Subsequent to delivering a speech in 1964 in favor of the presidential candidacy of Barry Goldwater, a five-term US Senator from Arizona and a businessman, Ronald Reagan was influenced to look for the California governorship, winning after two years and again during 1970. Ronald Reagan was overcome during his run for the Republican presidential proposal in 1968 and again in 1976, but Ronald Reagan won both the proposal and general election during 1980, overcoming the incumbent, Jimmy Carter.
As president of the United States, Ronald Reagan had put sweeping new economic and political initiatives into practice. His supply-side moneymaking policies, called Reaganomics, advocated plummeting tax rates to encourage economic development, controlling the cash supply to lessen inflation, plummeting government expenditure and deregulation of the economy.

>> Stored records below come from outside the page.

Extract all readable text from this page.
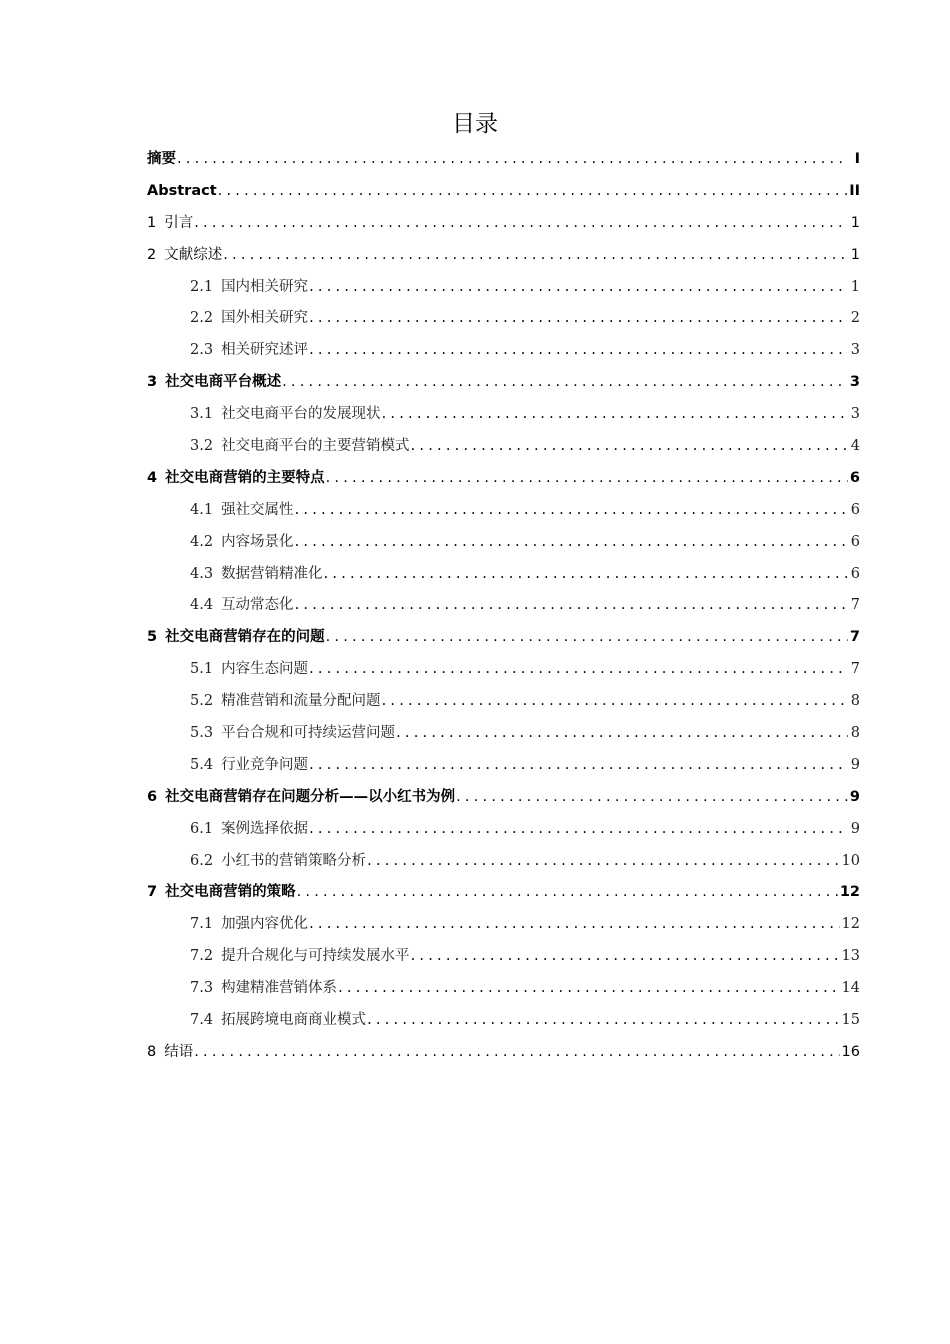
目录
摘要 . . .	I
Abstract . . .	II
1 引言 . . .	1
2 文献综述 . . .	1
2.1 国内相关研究 . . .	1
2.2 国外相关研究 . . .	2
2.3 相关研究述评 . . .	3
3 社交电商平台概述 . . .	3
3.1 社交电商平台的发展现状 . . .	3
3.2 社交电商平台的主要营销模式 . . .	4
4 社交电商营销的主要特点 . . .	6
4.1 强社交属性 . . .	6
4.2 内容场景化 . . .	6
4.3 数据营销精准化 . . .	6
4.4 互动常态化 . . .	7
5 社交电商营销存在的问题 . . .	7
5.1 内容生态问题 . . .	7
5.2 精准营销和流量分配问题 . . .	8
5.3 平台合规和可持续运营问题 . . .	8
5.4 行业竞争问题 . . .	9
6 社交电商营销存在问题分析——以小红书为例 . . .	9
6.1 案例选择依据 . . .	9
6.2 小红书的营销策略分析 . . .	10
7 社交电商营销的策略 . . .	12
7.1 加强内容优化 . . .	12
7.2 提升合规化与可持续发展水平 . . .	13
7.3 构建精准营销体系 . . .	14
7.4 拓展跨境电商商业模式 . . .	15
8 结语 . . .	16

During his first presidential term, Ronald Reagan survived an assassination effort, took an inflexible line in opposition to labor unions, raised the War on Drugs, and ordered an attack on Grenada to overturn a Communist coup.
Ronald Reagan was elected again as the President of America in a landslide during the 1984 presidential election, declaring that it was "Morning in the United States". His second presidential tenure was chiefly marked by overseas matters, like the 1986 bombing of Libya, the conclusion of the Cold War and the exposure of the Iran–Contra matter. Openly relating the Soviet Union as a wicked kingdom, Ronald Reagan went in favor of anti-communist movements all over the world and he spent his first tenure, relinquishing the plan of detente in support of rollback by escalating a weapons race with the Soviet Union. Subsequently, Ronald Reagan negotiated with Mikhail Gorbachev, the Soviet General Secretary, culminating in the INF Accord and the shrink of the nuclear arsenals of both countries. Soon afterward, the closure of the Soviet Union and the fall of the Berlin Wall occurred.
In 1989, Ronald Reagan left office and in 1994, the earlier president revealed that he had been identified with advanced Alzheimer's disease. Ronald Reagan died ten years later at the age of 93. A traditional icon, Ronald Reagan ranks highly on community opinion surveys of the United States Presidents and is accredited for creating an ideological movement or an example shift on the political right of America.